Querido amigo:
A las 10:24, un grito quebró la concentración de toda la oficina. Pocos levantaron la cabeza por encima de sus pantallas, mientras que la mayoría fingió no haber escuchado nada y se mantuvieron impasibles con la mirada fija y los oídos bien abiertos.
Nuevos rumores, nuevos gritos, abrieron súbito paso a la algarabía. Acababan de cantar el Gordo de Navidad y, el que más o el que menos, llevaba algo del número; el que se había distribuido entre los empleados de la empresa.
A partir de aquel momento estalló la fiesta. Besos y abrazos se prodigaban por doquier, incluso entre quienes hacía años que no se dirigían la palabra. La alegría y la bonanza todo lo perdonaban. Se vivieron instantes de histeria colectiva, de risas y lágrimas, de improvisados coros, una verdadera confusión de teléfonos...; improvisados cálculos, para averiguar cuántas trampas taparía la dotación del premio, así como consejos para cobrar los décimos.
El director salió de su despacho. Enseguida se vio rodeado de la alegría popular. Algunos, incluso, hasta se atrevieron a estrecharle la mano vigorosamente, confianza insólita con el sátrapa cuyo yugo de acero despertaba las más recónditas inquinas.

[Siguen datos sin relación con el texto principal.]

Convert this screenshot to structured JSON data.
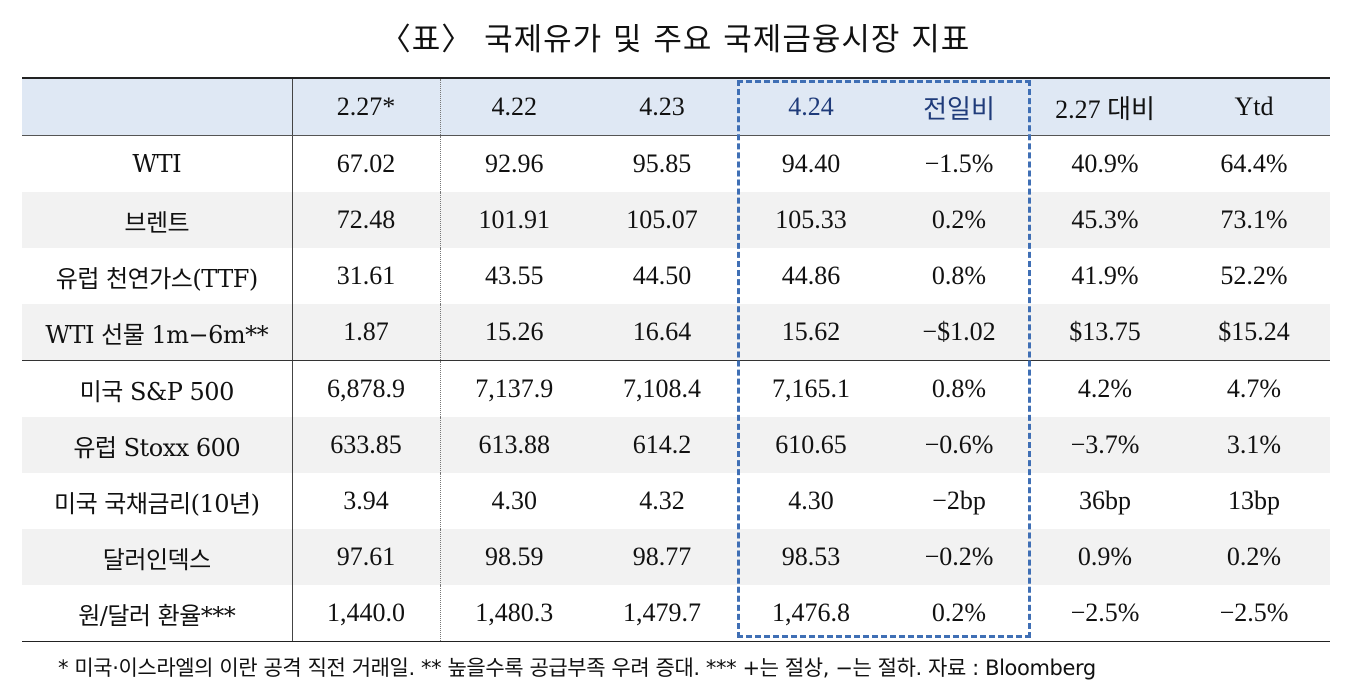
{
  "title": "〈표〉 국제유가 및 주요 국제금융시장 지표",
  "headers": [
    "",
    "2.27*",
    "4.22",
    "4.23",
    "4.24",
    "전일비",
    "2.27 대비",
    "Ytd"
  ],
  "rows": [
    [
      "WTI",
      "67.02",
      "92.96",
      "95.85",
      "94.40",
      "−1.5%",
      "40.9%",
      "64.4%"
    ],
    [
      "브렌트",
      "72.48",
      "101.91",
      "105.07",
      "105.33",
      "0.2%",
      "45.3%",
      "73.1%"
    ],
    [
      "유럽 천연가스(TTF)",
      "31.61",
      "43.55",
      "44.50",
      "44.86",
      "0.8%",
      "41.9%",
      "52.2%"
    ],
    [
      "WTI 선물 1m−6m**",
      "1.87",
      "15.26",
      "16.64",
      "15.62",
      "−$1.02",
      "$13.75",
      "$15.24"
    ],
    [
      "미국 S&P 500",
      "6,878.9",
      "7,137.9",
      "7,108.4",
      "7,165.1",
      "0.8%",
      "4.2%",
      "4.7%"
    ],
    [
      "유럽 Stoxx 600",
      "633.85",
      "613.88",
      "614.2",
      "610.65",
      "−0.6%",
      "−3.7%",
      "3.1%"
    ],
    [
      "미국 국채금리(10년)",
      "3.94",
      "4.30",
      "4.32",
      "4.30",
      "−2bp",
      "36bp",
      "13bp"
    ],
    [
      "달러인덱스",
      "97.61",
      "98.59",
      "98.77",
      "98.53",
      "−0.2%",
      "0.9%",
      "0.2%"
    ],
    [
      "원/달러 환율***",
      "1,440.0",
      "1,480.3",
      "1,479.7",
      "1,476.8",
      "0.2%",
      "−2.5%",
      "−2.5%"
    ]
  ],
  "footnote": "* 미국·이스라엘의 이란 공격 직전 거래일. ** 높을수록 공급부족 우려 증대. *** +는 절상, −는 절하. 자료 : Bloomberg",
  "colors": {
    "header_bg": "#dfe8f4",
    "highlight_border": "#3f6fb5",
    "highlight_text": "#1f3b7a",
    "stripe_bg": "#f2f2f2"
  }
}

Sin embargo, el jefe permanecía imperturbablemente serio, mirando con indiferencia y tendiendo la mano floja a quienes le saludaban. Con voz cortante exhortó a su secretaria: "Dígale a Mínguez que venga a mi despacho inmediatamente".

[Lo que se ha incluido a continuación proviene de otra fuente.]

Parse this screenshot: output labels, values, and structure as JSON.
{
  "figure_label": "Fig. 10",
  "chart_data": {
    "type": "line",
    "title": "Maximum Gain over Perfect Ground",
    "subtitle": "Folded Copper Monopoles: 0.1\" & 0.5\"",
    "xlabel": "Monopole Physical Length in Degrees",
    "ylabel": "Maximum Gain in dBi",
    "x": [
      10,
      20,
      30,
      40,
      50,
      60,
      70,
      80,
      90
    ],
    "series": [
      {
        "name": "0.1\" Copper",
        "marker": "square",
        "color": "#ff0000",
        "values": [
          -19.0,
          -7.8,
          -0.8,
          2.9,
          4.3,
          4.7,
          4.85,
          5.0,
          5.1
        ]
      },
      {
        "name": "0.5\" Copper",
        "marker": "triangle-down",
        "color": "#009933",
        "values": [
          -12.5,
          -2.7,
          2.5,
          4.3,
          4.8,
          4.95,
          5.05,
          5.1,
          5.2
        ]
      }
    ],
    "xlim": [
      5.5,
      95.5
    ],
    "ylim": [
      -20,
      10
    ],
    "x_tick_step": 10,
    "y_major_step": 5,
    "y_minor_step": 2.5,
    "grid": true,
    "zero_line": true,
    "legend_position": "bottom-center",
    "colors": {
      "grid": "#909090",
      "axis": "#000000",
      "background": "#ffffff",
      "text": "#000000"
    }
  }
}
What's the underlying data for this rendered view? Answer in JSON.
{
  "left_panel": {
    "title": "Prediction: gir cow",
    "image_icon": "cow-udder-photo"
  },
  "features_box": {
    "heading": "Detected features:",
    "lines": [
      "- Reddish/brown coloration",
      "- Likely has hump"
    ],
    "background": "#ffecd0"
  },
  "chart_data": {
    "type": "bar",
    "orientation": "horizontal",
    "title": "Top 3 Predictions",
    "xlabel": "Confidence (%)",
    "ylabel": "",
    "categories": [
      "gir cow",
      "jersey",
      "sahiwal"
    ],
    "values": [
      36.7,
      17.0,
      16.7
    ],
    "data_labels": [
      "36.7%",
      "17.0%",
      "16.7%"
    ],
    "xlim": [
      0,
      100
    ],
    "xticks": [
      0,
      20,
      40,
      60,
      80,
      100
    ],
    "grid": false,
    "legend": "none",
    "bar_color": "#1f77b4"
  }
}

- ¡Mínguez! ¡Mínguez! - se distinguió entre la fiesta. - ¡Mínguez! ¡Mínguez! - todos le buscaban. Habrá salido al aseo un momento, o a llamar por teléfono afuera, en alguna sala más tranquila.
Al cabo de unos minutos, el propio director indagaba personalmente por Mínguez, que parecía haberse desvanecido. Ni siquiera contestaba al teléfono.

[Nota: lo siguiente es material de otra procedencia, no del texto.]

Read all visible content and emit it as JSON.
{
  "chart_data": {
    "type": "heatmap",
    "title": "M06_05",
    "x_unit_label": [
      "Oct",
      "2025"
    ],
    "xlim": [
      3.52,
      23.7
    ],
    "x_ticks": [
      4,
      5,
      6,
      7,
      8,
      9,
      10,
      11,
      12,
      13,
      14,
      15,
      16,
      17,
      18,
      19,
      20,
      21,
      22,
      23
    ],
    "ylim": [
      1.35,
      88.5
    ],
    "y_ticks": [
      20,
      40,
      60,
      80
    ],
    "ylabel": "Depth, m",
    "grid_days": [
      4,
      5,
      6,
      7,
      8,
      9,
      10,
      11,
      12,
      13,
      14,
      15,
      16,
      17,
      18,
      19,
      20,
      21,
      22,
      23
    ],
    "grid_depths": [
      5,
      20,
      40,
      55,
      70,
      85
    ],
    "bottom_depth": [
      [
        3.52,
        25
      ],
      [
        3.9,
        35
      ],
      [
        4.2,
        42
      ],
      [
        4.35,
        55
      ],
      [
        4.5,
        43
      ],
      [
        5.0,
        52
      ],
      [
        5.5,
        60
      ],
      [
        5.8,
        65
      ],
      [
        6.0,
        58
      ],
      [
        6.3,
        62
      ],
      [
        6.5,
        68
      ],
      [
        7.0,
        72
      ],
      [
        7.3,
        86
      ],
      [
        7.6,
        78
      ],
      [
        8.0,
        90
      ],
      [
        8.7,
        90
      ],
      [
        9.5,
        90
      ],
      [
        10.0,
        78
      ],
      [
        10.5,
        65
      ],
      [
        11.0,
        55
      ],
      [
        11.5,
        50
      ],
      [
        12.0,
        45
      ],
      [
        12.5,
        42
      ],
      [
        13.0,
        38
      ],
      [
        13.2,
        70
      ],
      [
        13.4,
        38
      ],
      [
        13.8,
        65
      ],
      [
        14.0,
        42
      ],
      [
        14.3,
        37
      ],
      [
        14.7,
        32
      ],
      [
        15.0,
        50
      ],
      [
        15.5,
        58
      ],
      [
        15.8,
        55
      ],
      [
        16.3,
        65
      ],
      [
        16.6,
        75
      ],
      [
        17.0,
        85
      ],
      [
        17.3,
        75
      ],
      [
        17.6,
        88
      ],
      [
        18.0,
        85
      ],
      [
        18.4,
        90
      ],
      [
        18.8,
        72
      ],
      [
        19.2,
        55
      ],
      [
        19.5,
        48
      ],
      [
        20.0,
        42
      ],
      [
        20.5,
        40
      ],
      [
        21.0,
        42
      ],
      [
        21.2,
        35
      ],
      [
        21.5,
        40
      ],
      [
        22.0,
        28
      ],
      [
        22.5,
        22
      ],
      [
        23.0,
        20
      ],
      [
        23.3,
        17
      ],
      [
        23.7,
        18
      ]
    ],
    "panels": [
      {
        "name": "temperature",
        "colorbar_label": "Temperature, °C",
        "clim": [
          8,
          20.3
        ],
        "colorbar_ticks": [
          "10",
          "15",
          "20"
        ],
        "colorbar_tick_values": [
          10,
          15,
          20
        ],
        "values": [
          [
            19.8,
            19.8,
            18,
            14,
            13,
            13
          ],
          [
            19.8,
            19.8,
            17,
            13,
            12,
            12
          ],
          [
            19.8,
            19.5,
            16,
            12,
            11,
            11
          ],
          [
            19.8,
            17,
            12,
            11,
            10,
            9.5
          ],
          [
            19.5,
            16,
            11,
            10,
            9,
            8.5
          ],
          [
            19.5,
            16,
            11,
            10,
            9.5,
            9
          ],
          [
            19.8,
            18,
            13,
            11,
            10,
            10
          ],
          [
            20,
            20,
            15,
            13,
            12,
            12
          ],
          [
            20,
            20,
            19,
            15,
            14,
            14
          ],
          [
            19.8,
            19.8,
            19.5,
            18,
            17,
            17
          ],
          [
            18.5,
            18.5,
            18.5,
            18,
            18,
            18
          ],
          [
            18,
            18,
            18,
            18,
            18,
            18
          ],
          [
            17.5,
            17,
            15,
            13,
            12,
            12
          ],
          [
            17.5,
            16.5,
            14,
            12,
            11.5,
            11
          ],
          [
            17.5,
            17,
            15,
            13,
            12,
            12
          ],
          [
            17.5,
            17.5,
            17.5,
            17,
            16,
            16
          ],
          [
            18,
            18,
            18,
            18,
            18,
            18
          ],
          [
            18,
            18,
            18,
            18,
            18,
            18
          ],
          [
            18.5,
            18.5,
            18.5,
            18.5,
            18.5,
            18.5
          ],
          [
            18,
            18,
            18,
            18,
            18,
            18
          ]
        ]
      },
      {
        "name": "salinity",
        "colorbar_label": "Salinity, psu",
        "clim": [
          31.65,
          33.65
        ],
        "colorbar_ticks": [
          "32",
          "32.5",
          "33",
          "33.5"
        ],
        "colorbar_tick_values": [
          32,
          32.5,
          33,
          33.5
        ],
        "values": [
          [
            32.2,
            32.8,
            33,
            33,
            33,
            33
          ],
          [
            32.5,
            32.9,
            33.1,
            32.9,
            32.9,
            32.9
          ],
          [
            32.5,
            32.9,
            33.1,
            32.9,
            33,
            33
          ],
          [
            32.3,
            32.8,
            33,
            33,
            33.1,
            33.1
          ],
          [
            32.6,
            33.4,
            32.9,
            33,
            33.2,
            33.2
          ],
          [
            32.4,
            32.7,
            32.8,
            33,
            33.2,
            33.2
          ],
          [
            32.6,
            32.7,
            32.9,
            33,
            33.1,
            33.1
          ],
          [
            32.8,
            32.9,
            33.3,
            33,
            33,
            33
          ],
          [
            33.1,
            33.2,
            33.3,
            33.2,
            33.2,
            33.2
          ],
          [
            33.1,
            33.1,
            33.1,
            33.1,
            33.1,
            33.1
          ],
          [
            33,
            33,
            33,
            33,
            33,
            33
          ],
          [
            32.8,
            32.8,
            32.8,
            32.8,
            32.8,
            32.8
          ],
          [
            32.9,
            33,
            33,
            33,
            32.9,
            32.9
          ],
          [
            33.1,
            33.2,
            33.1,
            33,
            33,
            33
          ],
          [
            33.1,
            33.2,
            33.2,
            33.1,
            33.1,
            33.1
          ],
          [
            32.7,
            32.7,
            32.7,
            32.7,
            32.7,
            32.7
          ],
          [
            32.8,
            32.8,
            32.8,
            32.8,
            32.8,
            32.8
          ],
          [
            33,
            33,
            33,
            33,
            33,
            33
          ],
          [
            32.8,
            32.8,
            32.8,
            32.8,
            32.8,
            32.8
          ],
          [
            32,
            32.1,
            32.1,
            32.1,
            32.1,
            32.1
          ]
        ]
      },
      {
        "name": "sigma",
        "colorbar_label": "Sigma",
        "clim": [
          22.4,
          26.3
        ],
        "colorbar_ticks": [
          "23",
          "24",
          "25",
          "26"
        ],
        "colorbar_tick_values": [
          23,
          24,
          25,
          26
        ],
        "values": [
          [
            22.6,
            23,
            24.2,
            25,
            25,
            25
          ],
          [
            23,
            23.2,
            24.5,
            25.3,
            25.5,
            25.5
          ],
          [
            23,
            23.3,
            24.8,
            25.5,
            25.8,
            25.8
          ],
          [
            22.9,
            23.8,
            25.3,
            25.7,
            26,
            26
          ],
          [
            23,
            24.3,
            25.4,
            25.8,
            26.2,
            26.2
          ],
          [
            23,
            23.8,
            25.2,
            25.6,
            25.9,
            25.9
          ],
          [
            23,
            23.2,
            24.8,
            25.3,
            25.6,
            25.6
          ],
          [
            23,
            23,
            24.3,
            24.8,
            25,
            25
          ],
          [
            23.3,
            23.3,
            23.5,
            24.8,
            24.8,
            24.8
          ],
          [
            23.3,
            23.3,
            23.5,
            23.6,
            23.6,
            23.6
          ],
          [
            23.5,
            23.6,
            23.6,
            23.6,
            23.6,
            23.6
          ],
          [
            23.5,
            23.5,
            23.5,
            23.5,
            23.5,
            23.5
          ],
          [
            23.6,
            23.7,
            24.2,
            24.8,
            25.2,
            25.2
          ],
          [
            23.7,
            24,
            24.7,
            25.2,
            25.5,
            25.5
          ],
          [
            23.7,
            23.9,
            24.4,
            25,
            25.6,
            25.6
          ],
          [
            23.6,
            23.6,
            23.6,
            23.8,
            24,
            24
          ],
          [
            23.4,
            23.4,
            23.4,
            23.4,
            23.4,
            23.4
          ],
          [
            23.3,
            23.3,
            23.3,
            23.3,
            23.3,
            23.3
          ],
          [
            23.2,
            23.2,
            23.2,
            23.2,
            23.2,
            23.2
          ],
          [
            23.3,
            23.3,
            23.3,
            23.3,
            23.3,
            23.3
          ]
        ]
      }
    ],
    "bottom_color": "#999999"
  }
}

- ¡Pero si estaba aquí hace un momento!
- ¡Dónde! Dónde! - chilló histérico el director.
Pero, a quién le importaba el dichoso Mínguez, ahora que les habían llovido los millones, muchos barruntaban dejar el trabajo y darle una buena patada en el culo a aquel tirano basilisco que les había hecho la vida imposible durante tanto tiempo. Los alaridos del jefe se ahogaron entre la música, los gritos de júbilo y los brindis desenfrenados con champán.
De Mínguez nadie volvió a saber nada. Sobre el respaldo de su silla abandonó su chaqueta. Como si se lo hubiera tragado la tierra, desapareció con el décimo que jugaba a medias con el señor director.